Когда мы немного отошли, она сказала:

– Ты ведь не знаешь, Фархат, он сам может обворовать… Здесь все разбойники.

– Нет, он монастырский. А эти богобоязненны.

– Ничего подобного! Я собственными глазами видела как монах взял себе деньги, пожертвованные мной для церкви, когда я положила их на блюдце, которое он нес. Они нас обманывают, Фархат, они не такие, какими себя показывают. Папа много рассказывал мне об их проделках.

– Что это у тебя звякает под плащем? Оружие, что-ли? – спросил я.

– Отец велел мне ночью никогда безоружной не выходить. По пути я спросил ее, как она узнала «отшельника».

– Сперва я не узнала его, когда увидела у «Молочного ключа». Такую хитрец бороду сделал себе и парик! Лицо он покрасил и превратил в лицо дряхлого старика. Даже морщины были у него на лице! Но глаза его остались те же, как и раньше. А кто не узнает прекрасных глаз Аслана, если хоть раз их видел?

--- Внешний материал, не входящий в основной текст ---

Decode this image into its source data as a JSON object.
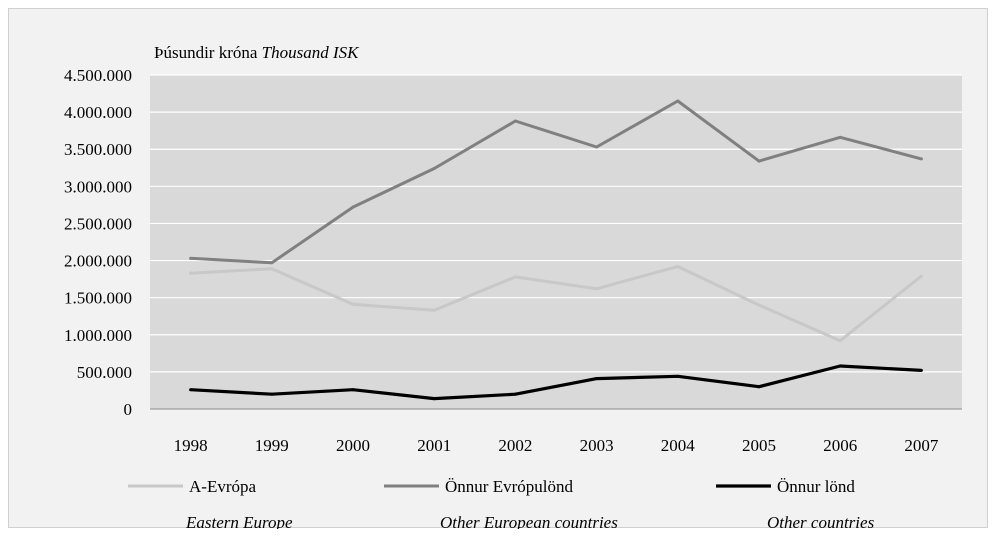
{
  "chart_data": {
    "type": "line",
    "unit_label": {
      "is": "Þúsundir króna",
      "en": "Thousand ISK"
    },
    "categories": [
      "1998",
      "1999",
      "2000",
      "2001",
      "2002",
      "2003",
      "2004",
      "2005",
      "2006",
      "2007"
    ],
    "ylim": [
      0,
      4500000
    ],
    "yticks": [
      {
        "value": 0,
        "label": "0"
      },
      {
        "value": 500000,
        "label": "500.000"
      },
      {
        "value": 1000000,
        "label": "1.000.000"
      },
      {
        "value": 1500000,
        "label": "1.500.000"
      },
      {
        "value": 2000000,
        "label": "2.000.000"
      },
      {
        "value": 2500000,
        "label": "2.500.000"
      },
      {
        "value": 3000000,
        "label": "3.000.000"
      },
      {
        "value": 3500000,
        "label": "3.500.000"
      },
      {
        "value": 4000000,
        "label": "4.000.000"
      },
      {
        "value": 4500000,
        "label": "4.500.000"
      }
    ],
    "grid": true,
    "legend_position": "bottom",
    "series": [
      {
        "name": "A-Evrópa",
        "name_en": "Eastern Europe",
        "color": "#c8c8c8",
        "values": [
          1830000,
          1890000,
          1410000,
          1330000,
          1780000,
          1620000,
          1920000,
          1400000,
          920000,
          1790000
        ]
      },
      {
        "name": "Önnur Evrópulönd",
        "name_en": "Other European countries",
        "color": "#808080",
        "values": [
          2030000,
          1970000,
          2720000,
          3240000,
          3880000,
          3530000,
          4150000,
          3340000,
          3660000,
          3370000
        ]
      },
      {
        "name": "Önnur lönd",
        "name_en": "Other countries",
        "color": "#000000",
        "values": [
          260000,
          200000,
          260000,
          140000,
          200000,
          410000,
          440000,
          300000,
          580000,
          520000
        ]
      }
    ]
  },
  "colors": {
    "plot_background": "#d9d9d9",
    "frame_background": "#f2f2f2",
    "gridline": "#ffffff"
  }
}
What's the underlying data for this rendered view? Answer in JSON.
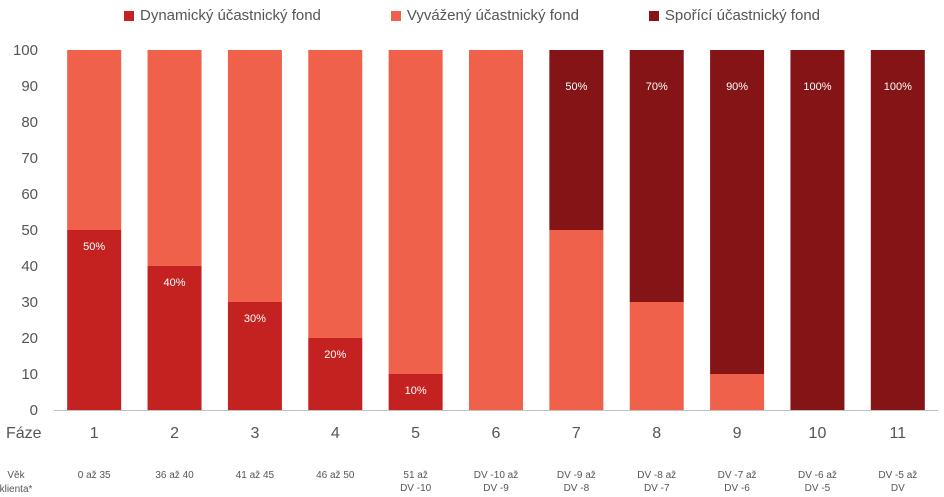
{
  "chart_data": {
    "type": "bar",
    "stacked": true,
    "categories": [
      "1",
      "2",
      "3",
      "4",
      "5",
      "6",
      "7",
      "8",
      "9",
      "10",
      "11"
    ],
    "category_axis_label": "Fáze",
    "age_row_label": "Věk klienta*",
    "age_ranges": [
      "0 až 35",
      "36 až 40",
      "41 až 45",
      "46 až 50",
      "51 až DV -10",
      "DV -10 až DV -9",
      "DV -9 až DV -8",
      "DV -8 až DV -7",
      "DV -7 až DV -6",
      "DV -6 až DV -5",
      "DV -5 až DV"
    ],
    "series": [
      {
        "name": "Dynamický účastnický fond",
        "color": "#c42221",
        "values": [
          50,
          40,
          30,
          20,
          10,
          0,
          0,
          0,
          0,
          0,
          0
        ]
      },
      {
        "name": "Vyvážený účastnický fond",
        "color": "#ef614a",
        "values": [
          50,
          60,
          70,
          80,
          90,
          100,
          50,
          30,
          10,
          0,
          0
        ]
      },
      {
        "name": "Spořící účastnický fond",
        "color": "#841416",
        "values": [
          0,
          0,
          0,
          0,
          0,
          0,
          50,
          70,
          90,
          100,
          100
        ]
      }
    ],
    "data_labels": [
      {
        "series": 0,
        "index": 0,
        "text": "50%"
      },
      {
        "series": 0,
        "index": 1,
        "text": "40%"
      },
      {
        "series": 0,
        "index": 2,
        "text": "30%"
      },
      {
        "series": 0,
        "index": 3,
        "text": "20%"
      },
      {
        "series": 0,
        "index": 4,
        "text": "10%"
      },
      {
        "series": 2,
        "index": 6,
        "text": "50%"
      },
      {
        "series": 2,
        "index": 7,
        "text": "70%"
      },
      {
        "series": 2,
        "index": 8,
        "text": "90%"
      },
      {
        "series": 2,
        "index": 9,
        "text": "100%"
      },
      {
        "series": 2,
        "index": 10,
        "text": "100%"
      }
    ],
    "ylim": [
      0,
      100
    ],
    "yticks": [
      0,
      10,
      20,
      30,
      40,
      50,
      60,
      70,
      80,
      90,
      100
    ],
    "grid": false,
    "legend_position": "top-center"
  }
}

– Но какой же дьявол привел тебя туда, к «Молочному ключу»? – Маро откровенно призналась, что она в церкви слышала, как Соня назначила мне свидание у «Молочного ключа» и что у нее появились сомнения и ревность… Она не вытерпела и пришла туда.

– И что же, сомнения твои рассеялись? – спросил я.

– Не совсем. Но мне все равно. Соня хорошая девушка, я люблю ее. И ты ее должен любить…

Эти слова Маро произнесла быстро и резко, словно они жгли ей уста. Но она не была виновата. Ревность знакома всем, в ком есть чувство.

Теперь мы ясно слышали пение отшельника.

– Пойдем сюда, – сказала Маро, – мы его найдем в горах.